Ingediend | 30 januari 2012 |
---|---|
Beantwoord | 13 april 2012 (na 74 dagen) |
Indieners | Jeanine Hennis-Plasschaert (VVD), Erik Ziengs (VVD) |
Beantwoord door | Opstelten (minister justitie en veiligheid) (VVD) |
Onderwerpen | criminaliteit economie handel openbare orde en veiligheid politie, brandweer en hulpdiensten |
Bron vraag | https://zoek.officielebekendmakingen.nl/kv-tk-2012Z01478.html |
Bron antwoord | https://zoek.officielebekendmakingen.nl/ah-tk-20112012-2209.html |
Het is van belang dat bij een aangifte álle relevante informatie wordt verzameld. Hoe beter de informatie bij de aangifte, hoe beter de opsporingsindicatie. De politie werkt aan de uitbreiding van de mogelijkheden van internetaangifte. Camerabeelden worden hierin betrokken.

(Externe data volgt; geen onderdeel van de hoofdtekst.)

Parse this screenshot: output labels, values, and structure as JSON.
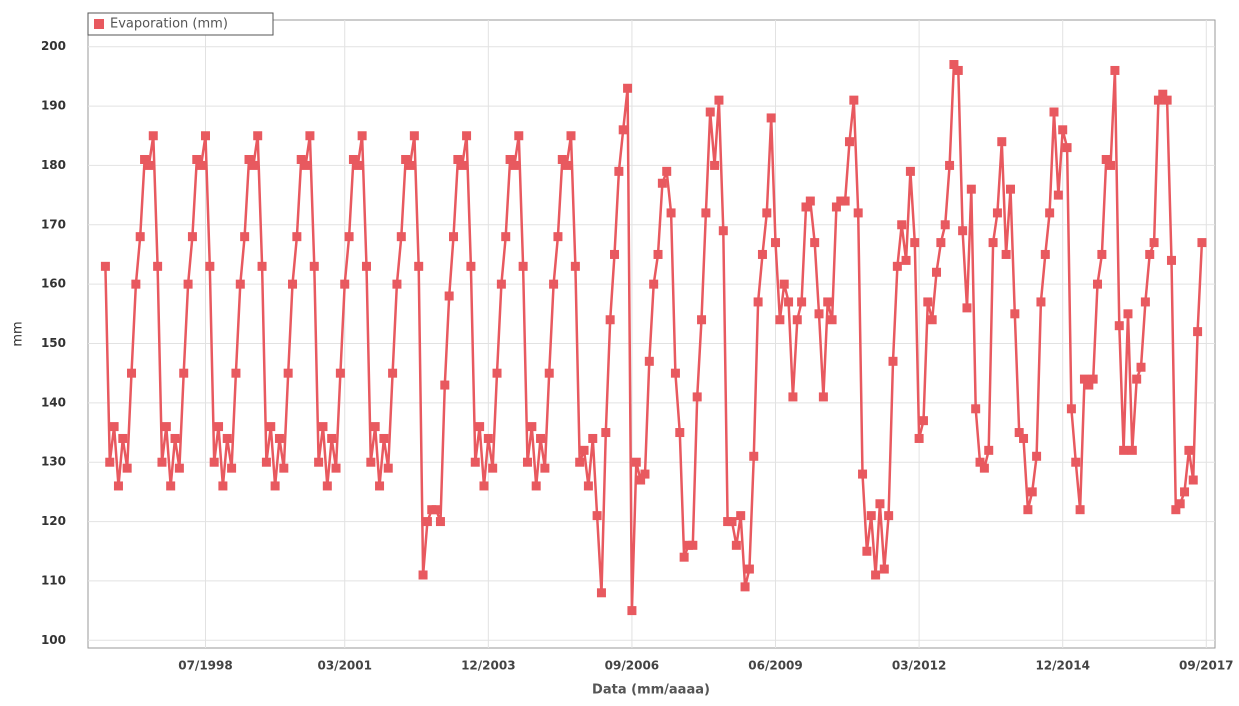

De politie heeft een dienstverleningsconcept ontwikkeld om het in behandeling nemen van aangiftes te vergemakkelijken. Voor het doen van aangifte kunnen burgers en bedrijven in de toekomst uit verschillende kanalen kiezen: op het bureau, telefonisch, op locatie, via internet of een 3D-loket. Daarnaast zal er een interactief landelijk aangiftevolgsysteem worden ingevoerd zodat burgers en bedrijven op elk moment via internet kunnen nagaan wat er met hun aangifte gebeurt. De eerste resultaten van deze uitrol zullen naar verwachting eind 2012, begin 2013 zichtbaar zijn.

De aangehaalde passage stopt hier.